The hardest concept about villages to grasp is that a mere 100 years ago, pretty much everyone lived like this. Everyone. And billions still do today. And here we are, spoiled westerners, who although can appreciate the situation, can't bring ourselves to stay in a village for more than a few hours without becoming uncomfortable. It hits you very, very hard, just how easy life has become, and exactly how much comfort we take for granted and demand. Not only that, but it shows just how hard life is, and how dirty our bodies really are. Preparing food on dirty tables, not being able to clean dishes with hot water all the time, no where for used water, not being able to shower to rinse off the dirt and sweat our bodies accumulate by just . . . just what?

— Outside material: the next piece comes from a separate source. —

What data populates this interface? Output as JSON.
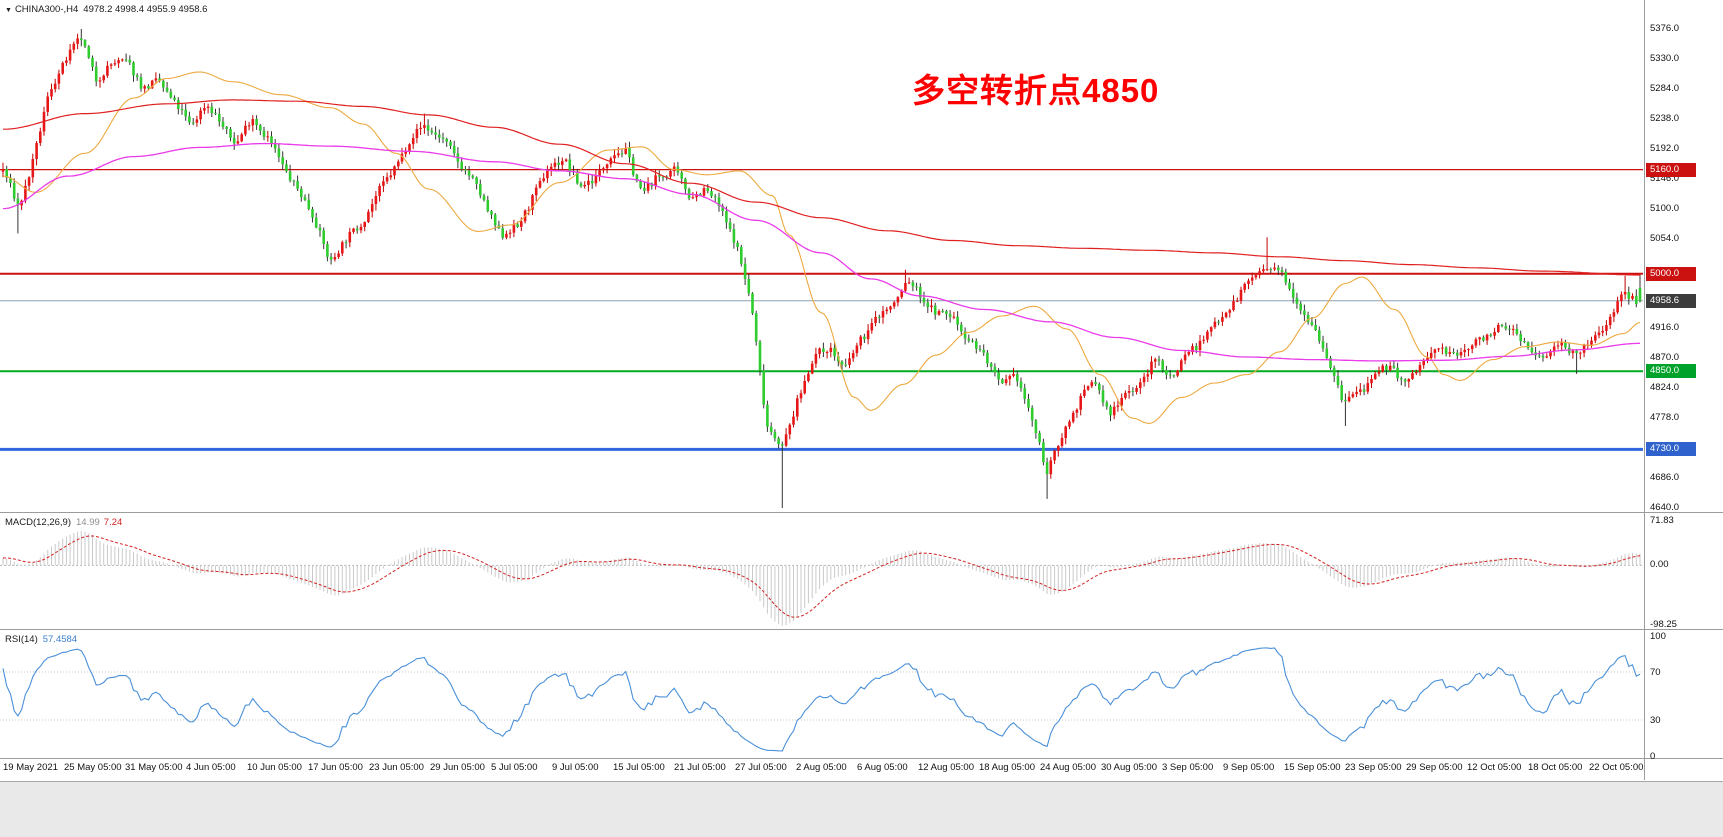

Being in nature - in absolutely natural surroundings. Sweat, dirt, food comes from the ground - all of this is completely and absolutely normal, and here we are, so far divorced from this, so quickly, over the space of 100 years. It's extremely crazy. I thoroughly recommend everyone to visit village like in Moldova at least once in their lives, and stay at least one night - so you are well past the point of being uncomfortable - just to experience it. To experience the types of feelings of discomfort and frustration, of dirt when you can't wash your hands anytime you want. And to realize that this is the normal way of being - that if there was some nuclear war tomorrow that this is how we'd be living in an instant - and to appreciate just how much effort it takes to run a modern city with modern conveniences, with it's various laws, construction crews, and just ordinary life in a modern city. It's amazing.